Double Feature: Miami Golem & The Kindred

  

Miami Golem (aka Miami Horror)
1985
Alberto De Martino


Craig Milford (David Warbeck) is a TV reporter who is caught up in a conspiracy after interviewing a scientist about cloning research. A wealthy businessman wants him dead and to make matters worse the cloned lifeform might be a potential threat to the universe.


Miami Golem is a middle of the road Italian action/SF film, but it happens to come during arguably the golden age of Italian genre cinema, so it is still very entertaining. Miami Golem keeps things fresh by jumping from detective mystery, action film, and science fiction story. In general, the story is lighter in tone and lacks the excessive gore that was often a hallmark of the Italian cinema of the time. This restraint is what really keeps this film from reaching a level of notoriety that films like Demons (1985) or The Beyond (1981).  Ultimately this strength is also the film’s undoing, as it loses focus by the climax and then wanders around for several minutes afterwards before finally concluding with a limp finale.

 

How I though babies were made as a child.
 

The best element of the entire film is catchy synthesizer score that gets plenty of play including an extended number over the opening credits. Some may say that it is repetitive and the synth sounds cheap, but I think that’s part of the charm. The cheapness of the music mirrors the cheapness of the special effects and if that sounds appealing to you, you should give Miami Golem a look.



 

The Kindred
1987
Jeffrey Obrow and Stephen Carpenter


John Hollins (David Allen Brooks) honors the dying request of his mother by heading to her remote cabin to destroy her research. She also happens to mention a brother that he knew nothing about.
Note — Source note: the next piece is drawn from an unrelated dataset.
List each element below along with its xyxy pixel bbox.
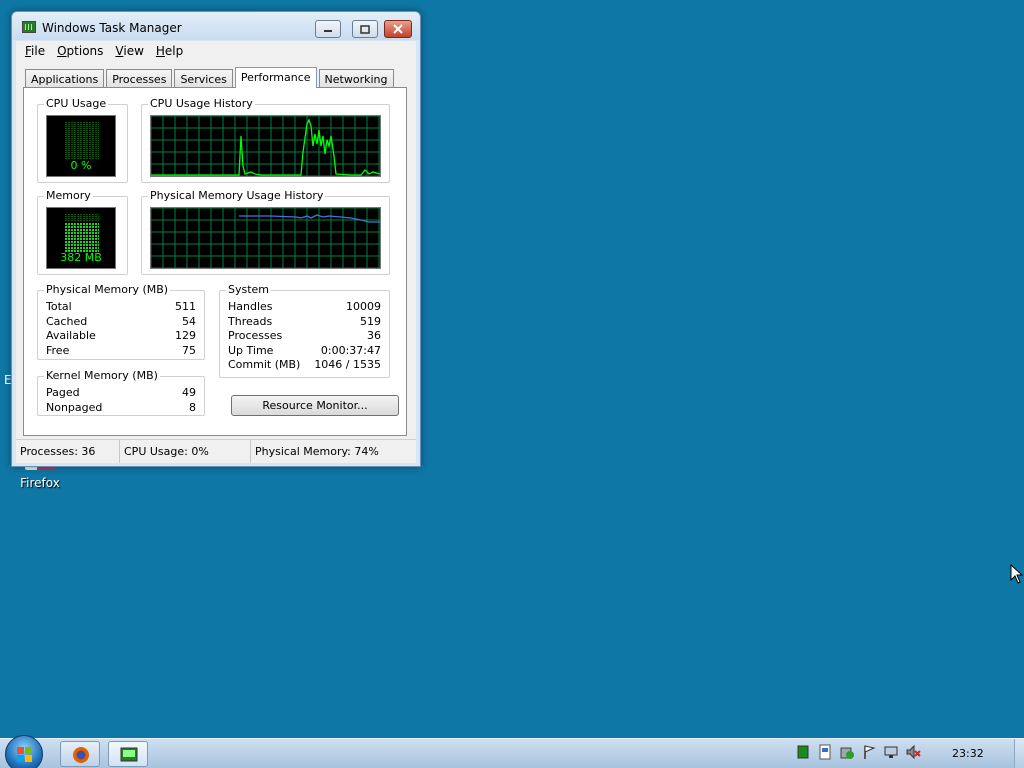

John meets a woman (Amanda Pays) who claims to be a fan of his mother’s work. John, Melissa, and some friends travel to the cabin. Here they find something horrible that will make you side-eye every watermelon you see.


I have distinct memories of seeing the poster for The Kindred when I was younger and it giving me a little chill. The movie doesn’t live up to the effectiveness of the poster, but if you’re a horror fan you should be used to that at this point. The Kindred is never bad per se but it rarely rises above passable. The plot is listless where it should be a creeping dread the continues to rise until the appearance of ‘Anthony’.

 

Me thinking about how babies were made as a child.
 

Anthony is the monster, and it is pretty obvious this where all the energy of the film went. There are number of fun gooey rubber monster scenes and other inventive sequences, the most notorious being a scene of Anthony hitching a ride in a watermelon. All of this isn’t nearly enough to right the film, but it is enough to make the slog of the actual plot bearable. I think with a stronger story The Kindred could have fallen into the pantheon of beloved 1980s horror films, as it stands, it is a curious footnote.